Monday, June 28, 2010

Moving lives

I helped my girlfriend move house on Saturday. Man alive it was hot. We had three flights at the other end of the move, from just the one at the place she was leaving. Strange to think you'll never go back to somewhere, never tread those boards, get annoyed at the rubbish shower, stare out of those windows, all the quirks a house, home, can have.

All someone's worldly goods packed and pressed away into the boot of a car, all to only be unpacked and repurposed in a new location. Cavemen must have done the same.

In other news, I finished Wolf Hall on Sunday. Took me five weeks to read it (admittedly with a break to read an Orwell book I was reviewing in between).
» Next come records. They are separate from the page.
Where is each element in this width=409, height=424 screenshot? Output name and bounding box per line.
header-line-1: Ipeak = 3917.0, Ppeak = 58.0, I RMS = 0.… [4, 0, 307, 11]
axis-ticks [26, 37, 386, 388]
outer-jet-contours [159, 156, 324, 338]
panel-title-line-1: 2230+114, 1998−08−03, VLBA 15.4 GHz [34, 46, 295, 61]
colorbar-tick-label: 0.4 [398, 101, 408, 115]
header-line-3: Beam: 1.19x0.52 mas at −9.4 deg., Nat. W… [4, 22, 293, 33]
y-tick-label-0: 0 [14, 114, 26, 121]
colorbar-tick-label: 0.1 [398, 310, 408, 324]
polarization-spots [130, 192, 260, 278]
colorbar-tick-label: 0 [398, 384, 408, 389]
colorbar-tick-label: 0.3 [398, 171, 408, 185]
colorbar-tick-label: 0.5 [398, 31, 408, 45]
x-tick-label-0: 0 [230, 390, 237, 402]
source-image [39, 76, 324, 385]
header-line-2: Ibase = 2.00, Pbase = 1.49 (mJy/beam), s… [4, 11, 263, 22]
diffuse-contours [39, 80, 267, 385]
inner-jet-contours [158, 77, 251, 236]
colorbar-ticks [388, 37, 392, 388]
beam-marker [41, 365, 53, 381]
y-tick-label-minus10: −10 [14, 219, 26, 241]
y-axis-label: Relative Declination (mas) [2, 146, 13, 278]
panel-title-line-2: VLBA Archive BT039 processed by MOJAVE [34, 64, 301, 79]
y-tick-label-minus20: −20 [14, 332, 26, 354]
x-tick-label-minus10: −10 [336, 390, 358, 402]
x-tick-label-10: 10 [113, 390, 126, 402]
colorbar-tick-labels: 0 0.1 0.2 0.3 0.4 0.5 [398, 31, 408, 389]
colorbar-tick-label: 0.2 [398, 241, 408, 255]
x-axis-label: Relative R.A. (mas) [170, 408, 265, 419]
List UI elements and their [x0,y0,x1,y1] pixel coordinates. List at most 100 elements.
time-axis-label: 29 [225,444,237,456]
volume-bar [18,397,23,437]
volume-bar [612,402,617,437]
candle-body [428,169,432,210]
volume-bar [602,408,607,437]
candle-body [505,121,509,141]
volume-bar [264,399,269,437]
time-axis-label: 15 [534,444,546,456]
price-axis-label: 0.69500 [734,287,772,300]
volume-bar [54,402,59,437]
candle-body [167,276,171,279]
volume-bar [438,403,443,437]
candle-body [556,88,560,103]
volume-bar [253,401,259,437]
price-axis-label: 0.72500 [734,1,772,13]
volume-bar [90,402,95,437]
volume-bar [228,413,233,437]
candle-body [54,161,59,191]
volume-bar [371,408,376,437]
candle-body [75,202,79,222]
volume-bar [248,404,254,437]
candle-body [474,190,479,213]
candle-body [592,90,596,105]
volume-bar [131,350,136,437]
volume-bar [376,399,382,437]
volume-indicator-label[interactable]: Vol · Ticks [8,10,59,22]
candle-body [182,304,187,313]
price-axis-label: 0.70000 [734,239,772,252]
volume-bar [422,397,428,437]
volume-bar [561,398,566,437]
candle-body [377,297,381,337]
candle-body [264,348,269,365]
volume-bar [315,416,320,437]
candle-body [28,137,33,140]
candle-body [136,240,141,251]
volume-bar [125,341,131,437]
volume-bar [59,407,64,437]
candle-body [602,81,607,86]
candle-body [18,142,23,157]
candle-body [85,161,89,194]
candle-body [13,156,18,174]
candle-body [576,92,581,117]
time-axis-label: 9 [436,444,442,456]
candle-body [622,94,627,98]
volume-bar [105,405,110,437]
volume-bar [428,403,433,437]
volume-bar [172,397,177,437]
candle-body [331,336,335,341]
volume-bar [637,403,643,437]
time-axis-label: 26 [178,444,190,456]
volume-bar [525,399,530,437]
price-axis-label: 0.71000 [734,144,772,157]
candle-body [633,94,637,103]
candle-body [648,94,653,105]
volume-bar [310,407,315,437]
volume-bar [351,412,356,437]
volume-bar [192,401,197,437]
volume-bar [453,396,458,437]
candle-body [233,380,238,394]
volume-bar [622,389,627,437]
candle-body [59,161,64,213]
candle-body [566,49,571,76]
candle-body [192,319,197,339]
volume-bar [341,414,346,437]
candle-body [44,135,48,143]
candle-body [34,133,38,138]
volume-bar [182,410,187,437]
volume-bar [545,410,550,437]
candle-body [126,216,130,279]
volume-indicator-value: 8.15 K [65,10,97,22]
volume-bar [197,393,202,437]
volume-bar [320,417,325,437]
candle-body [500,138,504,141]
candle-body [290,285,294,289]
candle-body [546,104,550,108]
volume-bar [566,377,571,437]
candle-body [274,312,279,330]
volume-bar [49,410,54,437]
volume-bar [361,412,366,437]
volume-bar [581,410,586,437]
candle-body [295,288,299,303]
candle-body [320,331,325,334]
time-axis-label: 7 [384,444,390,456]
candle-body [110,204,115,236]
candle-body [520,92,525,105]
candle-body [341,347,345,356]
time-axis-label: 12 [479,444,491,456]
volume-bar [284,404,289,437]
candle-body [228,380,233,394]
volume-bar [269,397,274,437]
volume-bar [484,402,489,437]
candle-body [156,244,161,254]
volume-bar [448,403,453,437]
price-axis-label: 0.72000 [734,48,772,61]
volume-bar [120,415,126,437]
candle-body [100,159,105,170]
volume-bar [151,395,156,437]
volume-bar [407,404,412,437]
It was an enjoyable book, but also required absolutely concentration: so detailed, and so full of voices was the book that a moments idle wanderings of the mind and speaker, time, location could all change in an instant, leading to utter confusion for the reader.

Still, it did help remind me what a fascinating bunch of people the Tudors, and the ilk were, all intrigue, rumour and affairs and the desperate desire for male heir (it's almost banally ironic that after Henry VIIIs six wives, all in the attempt to bring him a son, it was his daughter, by Anne B (who was executed for basically not giving him a son) who would become the saviour of England) as well as hideous forms of death they had for people considered traitors, who just a few months before could be receiving the highest praise from all of Christendom.

Would I recommended the book? Well, no, but I wouldn't not recommend it either: it's up to you.

I have moved on to Ever After by Graham Swift now, he of Waterland and Last Orders fame, and it's already very enjoyable.